I read that phrase three times before I set my phone face down on the counter.

I stand there for a moment as the kitchen clock ticks. Outside, Cade's guitar has gone quiet.

"Quinn?"

"Reyes emailed." My voice sounds strange to my own ears. "Kristen's requested your participation in the Friday call. Medical leadership, PR leadership, the whole panel." I pick up the phone and turn it over. "She wants you on the record."

He crosses the kitchen in three steps and takes the phone from my hand before I can protest. His eyes scan the email quickly.

"Patient perspective on current recovery environment," he reads aloud. His jaw tightens. "That's the most carefully worded trap I've read since my last contract negotiation."

"Cade."

He looks up.

"If you're on that call speaking to medical and PR leadership about your recovery environment, anything you say becomes part of the organizational record.

" I hold his gaze. "She's going to use whatever you say.

She'll frame questions to get you to admit something about our arrangement that sounds personal.

That sounds compromised. If they pursue a formal finding, your testimony will be Exhibit A. "

"I know." He sets my phone down on the counter. His hand hovers near mine without touching. "And I'm still going to tell them the truth."

"The truth isn't always—"

"Quinn." His voice drops, goes soft in that way that makes my chest ache. "The truth is that you've maintained every professional boundary since the day I walked into your clinic."

He pauses, and I don't fill the silence.

"The truth is that my elbow is ahead of schedule because you're the best therapist I've ever worked with.

The truth is that whatever I feel about you has never once interfered with my commitment to this protocol, because you wouldn't let it.

" His eyes hold mine. "The truth is also that I feel something.

And I'm not going to lie about that on a recorded call.

But I'm also not going to let anyone weaponize it against you. "

"How?" The word comes out rougher than I intended. "How do you keep those two things separate when they're asking leading questions designed to make you slip?"

"I've been calling pitches for twelve years." His voice is quiet. "I know how to handle a trap."

The kitchen is very quiet. I can hear the wind against the windows. The distant sound of cattle. My own breathing, uneven.

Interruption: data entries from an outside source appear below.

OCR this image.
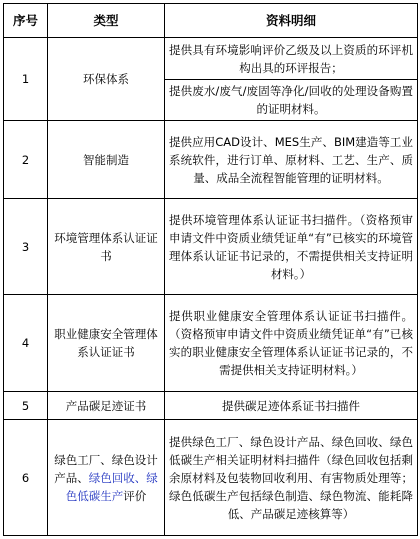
序号	类型	资料明细
1	环保体系	提供具有环境影响评价乙级及以上资质的环评机构出具的环评报告；
		提供废水/废气/废固等净化/回收的处理设备购置的证明材料。
2	智能制造	提供应用CAD设计、MES生产、BIM建造等工业系统软件，进行订单、原材料、工艺、生产、质量、成品全流程智能管理的证明材料。
3	环境管理体系认证证书	提供环境管理体系认证证书扫描件。（资格预审申请文件中资质业绩凭证单“有”已核实的环境管理体系认证证书记录的，不需提供相关支持证明材料。）
4	职业健康安全管理体系认证证书	提供职业健康安全管理体系认证证书扫描件。（资格预审申请文件中资质业绩凭证单“有”已核实的职业健康安全管理体系认证证书记录的，不需提供相关支持证明材料。）
5	产品碳足迹证书	提供碳足迹体系证书扫描件
6	绿色工厂、绿色设计产品、绿色回收、绿色低碳生产评价	提供绿色工厂、绿色设计产品、绿色回收、绿色低碳生产相关证明材料扫描件（绿色回收包括剩余原材料及包装物回收利用、有害物质处理等；绿色低碳生产包括绿色制造、绿色物流、能耗降低、产品碳足迹核算等）
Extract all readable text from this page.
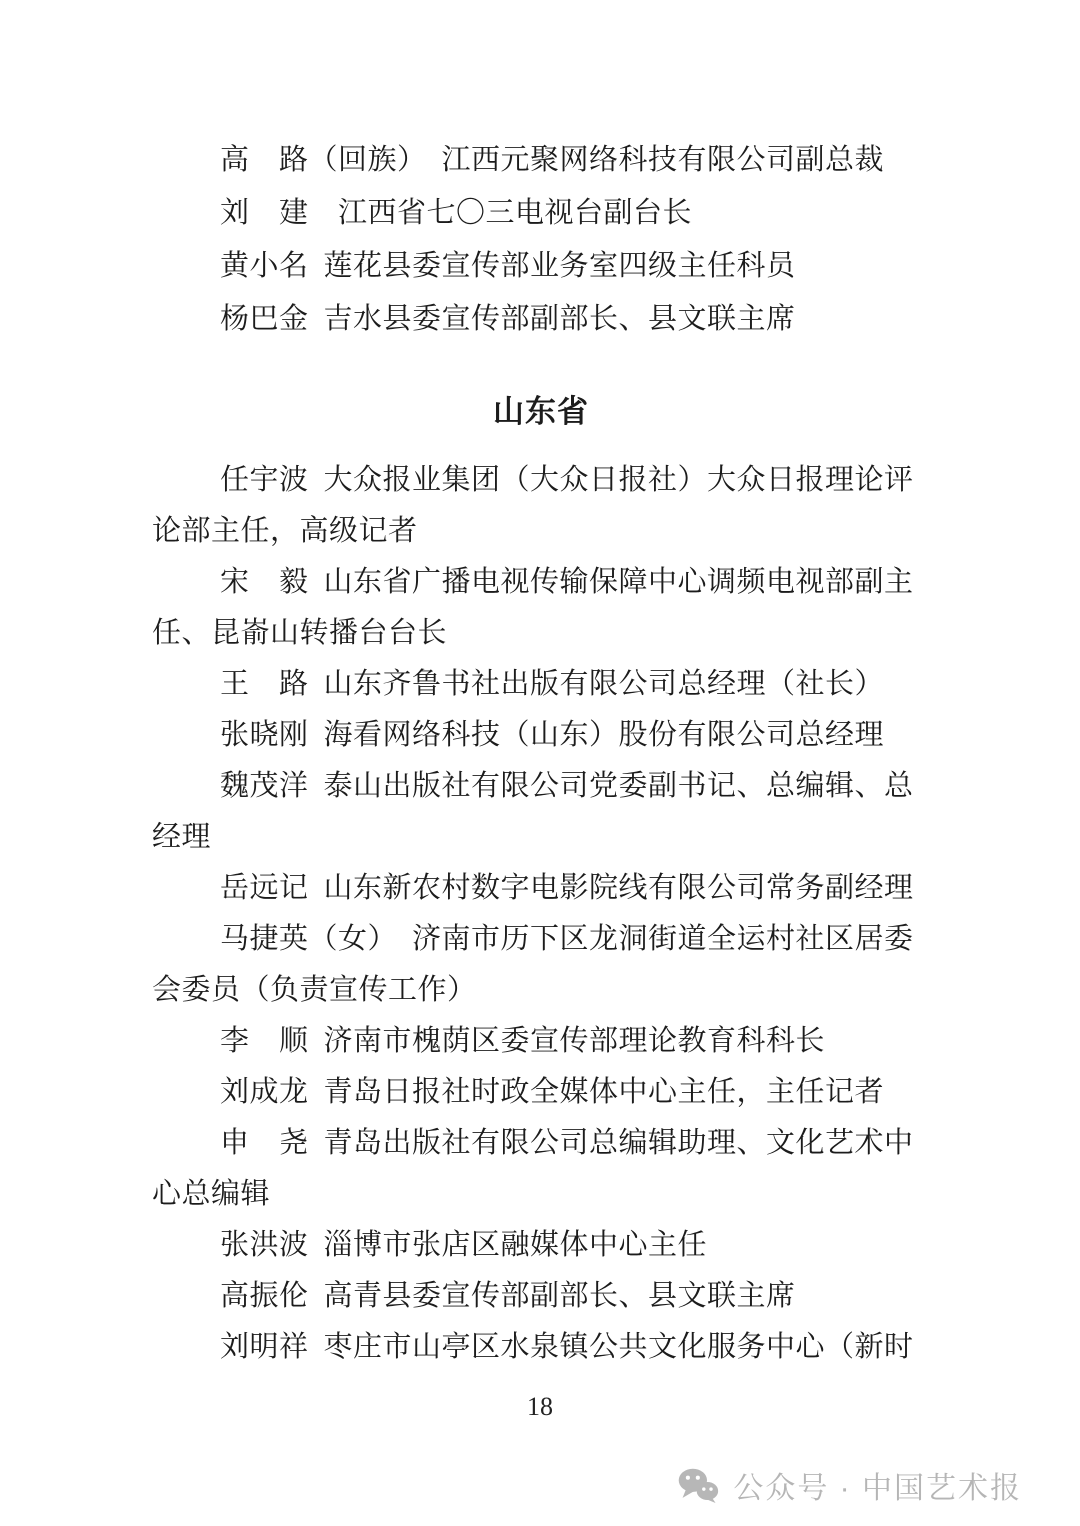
高　路（回族）　江西元聚网络科技有限公司副总裁
刘　建　江西省七〇三电视台副台长
黄小名 莲花县委宣传部业务室四级主任科员
杨巴金 吉水县委宣传部副部长、县文联主席
山东省
任宇波 大众报业集团（大众日报社）大众日报理论评
论部主任，高级记者
宋　毅 山东省广播电视传输保障中心调频电视部副主
任、昆嵛山转播台台长
王　路 山东齐鲁书社出版有限公司总经理（社长）
张晓刚 海看网络科技（山东）股份有限公司总经理
魏茂洋 泰山出版社有限公司党委副书记、总编辑、总
经理
岳远记 山东新农村数字电影院线有限公司常务副经理
马捷英（女）　济南市历下区龙洞街道全运村社区居委
会委员（负责宣传工作）
李　顺 济南市槐荫区委宣传部理论教育科科长
刘成龙 青岛日报社时政全媒体中心主任，主任记者
申　尧 青岛出版社有限公司总编辑助理、文化艺术中
心总编辑
张洪波 淄博市张店区融媒体中心主任
高振伦 高青县委宣传部副部长、县文联主席
刘明祥 枣庄市山亭区水泉镇公共文化服务中心（新时
18
公众号 · 中国艺术报
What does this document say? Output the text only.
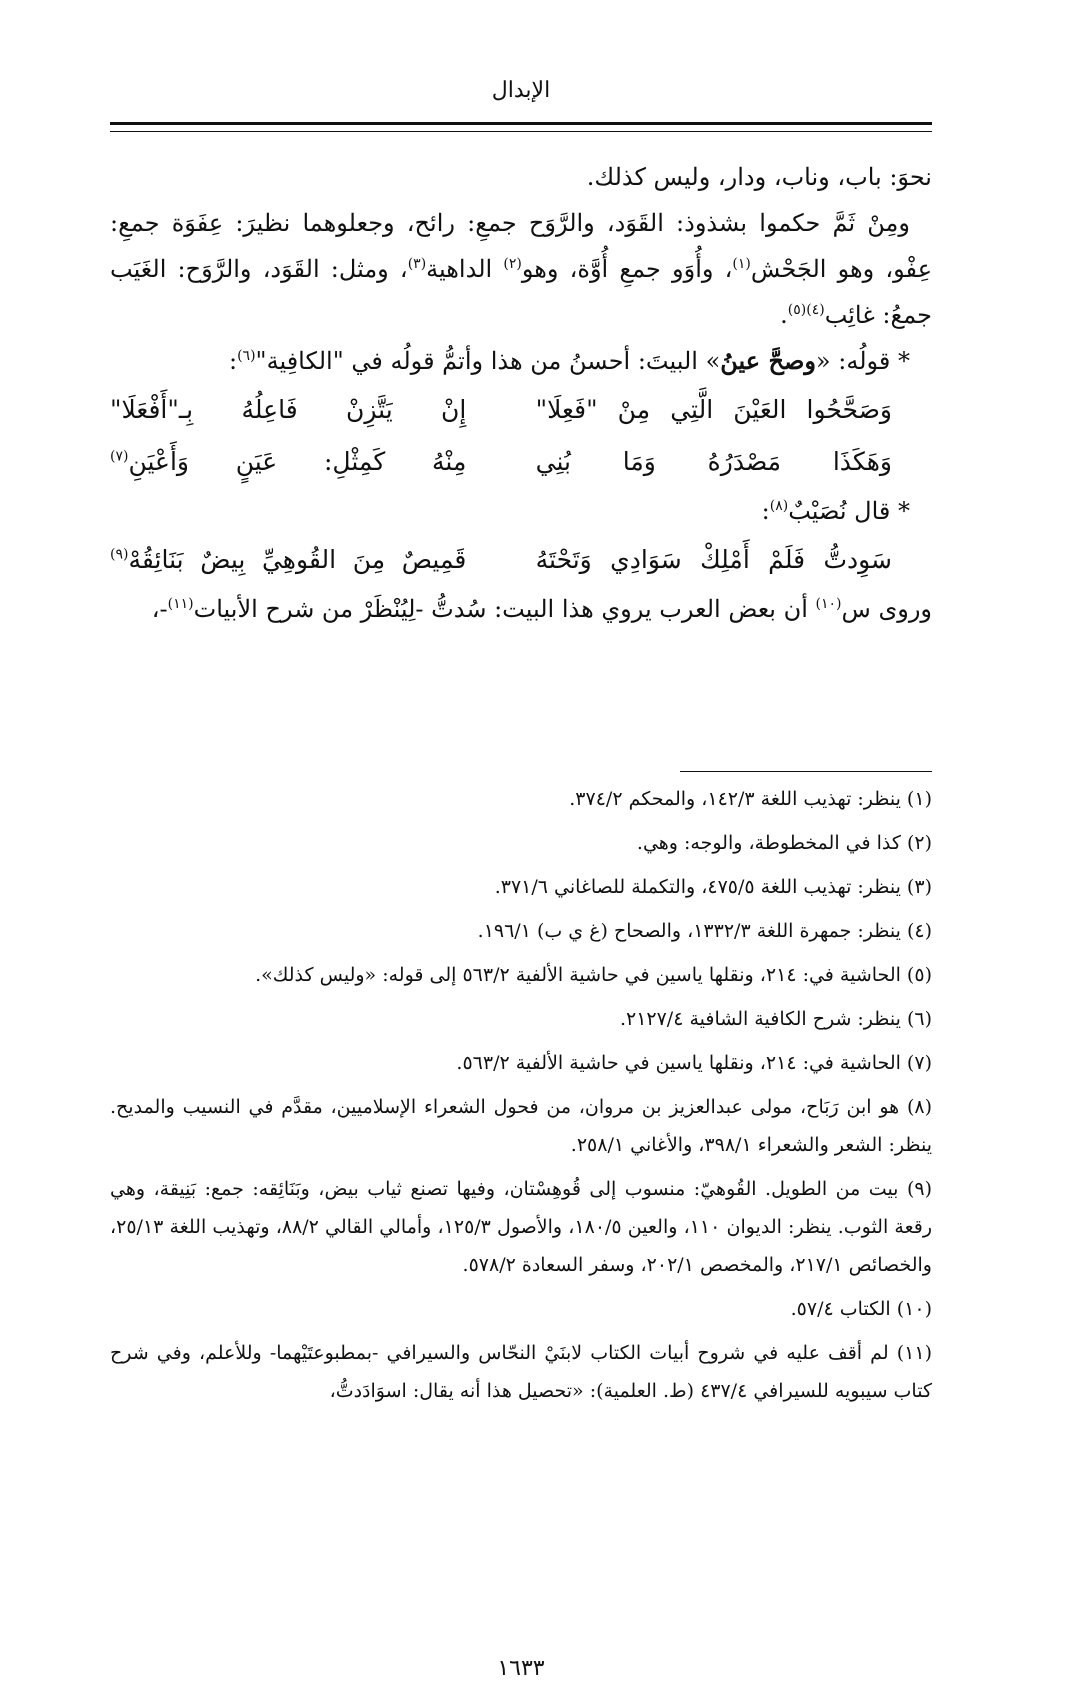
الإبدال

نحوَ: باب، وناب، ودار، وليس كذلك.

ومِنْ ثَمَّ حكموا بشذوذ: القَوَد، والرَّوَح جمعِ: رائح، وجعلوهما نظيرَ: عِفَوَة جمعِ: عِفْو، وهو الجَحْش$^{(١)}$، وأُوَو جمعِ أُوَّة، وهو$^{(٢)}$ الداهية$^{(٣)}$، ومثل: القَوَد، والرَّوَح: الغَيَب جمعُ: غائِب$^{(٤)(٥)}$.

* قولُه: «وصحَّ عينُ» البيتَ: أحسنُ من هذا وأتمُّ قولُه في "الكافِية"$^{(٦)}$:

وَصَحَّحُوا العَيْنَ الَّتِي مِنْ "فَعِلَا"
إِنْ يَتَّزِنْ فَاعِلُهُ بِـ"أَفْعَلَا"
وَهَكَذَا مَصْدَرُهُ وَمَا بُنِي
مِنْهُ كَمِثْلِ: عَيَنٍ وَأَعْيَنِ$^{(٧)}$

* قال نُصَيْبٌ$^{(٨)}$:

سَوِدتُّ فَلَمْ أَمْلِكْ سَوَادِي وَتَحْتَهُ
قَمِيصٌ مِنَ القُوهِيِّ بِيضٌ بَنَائِقُهْ$^{(٩)}$

وروى س$^{(١٠)}$ أن بعض العرب يروي هذا البيت: سُدتُّ -لِيُنْظَرْ من شرح الأبيات$^{(١١)}$-،

(١) ينظر: تهذيب اللغة ١٤٢/٣، والمحكم ٣٧٤/٢.

(٢) كذا في المخطوطة، والوجه: وهي.

(٣) ينظر: تهذيب اللغة ٤٧٥/٥، والتكملة للصاغاني ٣٧١/٦.

(٤) ينظر: جمهرة اللغة ١٣٣٢/٣، والصحاح (غ ي ب) ١٩٦/١.

(٥) الحاشية في: ٢١٤، ونقلها ياسين في حاشية الألفية ٥٦٣/٢ إلى قوله: «وليس كذلك».

(٦) ينظر: شرح الكافية الشافية ٢١٢٧/٤.

(٧) الحاشية في: ٢١٤، ونقلها ياسين في حاشية الألفية ٥٦٣/٢.

(٨) هو ابن رَبَاح، مولى عبدالعزيز بن مروان، من فحول الشعراء الإسلاميين، مقدَّم في النسيب والمديح. ينظر: الشعر والشعراء ٣٩٨/١، والأغاني ٢٥٨/١.

(٩) بيت من الطويل. القُوهيّ: منسوب إلى قُوهِسْتان، وفيها تصنع ثياب بيض، وبَنَائِقه: جمع: بَنِيقة، وهي رقعة الثوب. ينظر: الديوان ١١٠، والعين ١٨٠/٥، والأصول ١٢٥/٣، وأمالي القالي ٨٨/٢، وتهذيب اللغة ٢٥/١٣، والخصائص ٢١٧/١، والمخصص ٢٠٢/١، وسفر السعادة ٥٧٨/٢.

(١٠) الكتاب ٥٧/٤.

(١١) لم أقف عليه في شروح أبيات الكتاب لابنَيْ النحّاس والسيرافي -بمطبوعتَيْهما- وللأعلم، وفي شرح كتاب سيبويه للسيرافي ٤٣٧/٤ (ط. العلمية): «تحصيل هذا أنه يقال: اسوَادَدتُّ،

١٦٣٣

I look at him for a long moment.

"Then we do this together." My voice steadies as I say it. "You're on the call. We both are. And we tell them the truth."

He nods. The tension eases just slightly from the set of his shoulders.

"After Friday," I say, "we'll see what's left."

It's the same thing I said before, on the porch. But it feels different now. Less like a wall and more like a door. One that might actually open.

The corner of his mouth curves. "After Friday," he agrees.

He leaves the kitchen. I hear the screen door close, then his footsteps on the porch. A moment later, the low sound of his guitar drifts through the window.

I look down at my phone. At Kristen's name. At the list of leadership who will be judging my career on Friday morning.

Then I open my documentation folder and start preparing for war.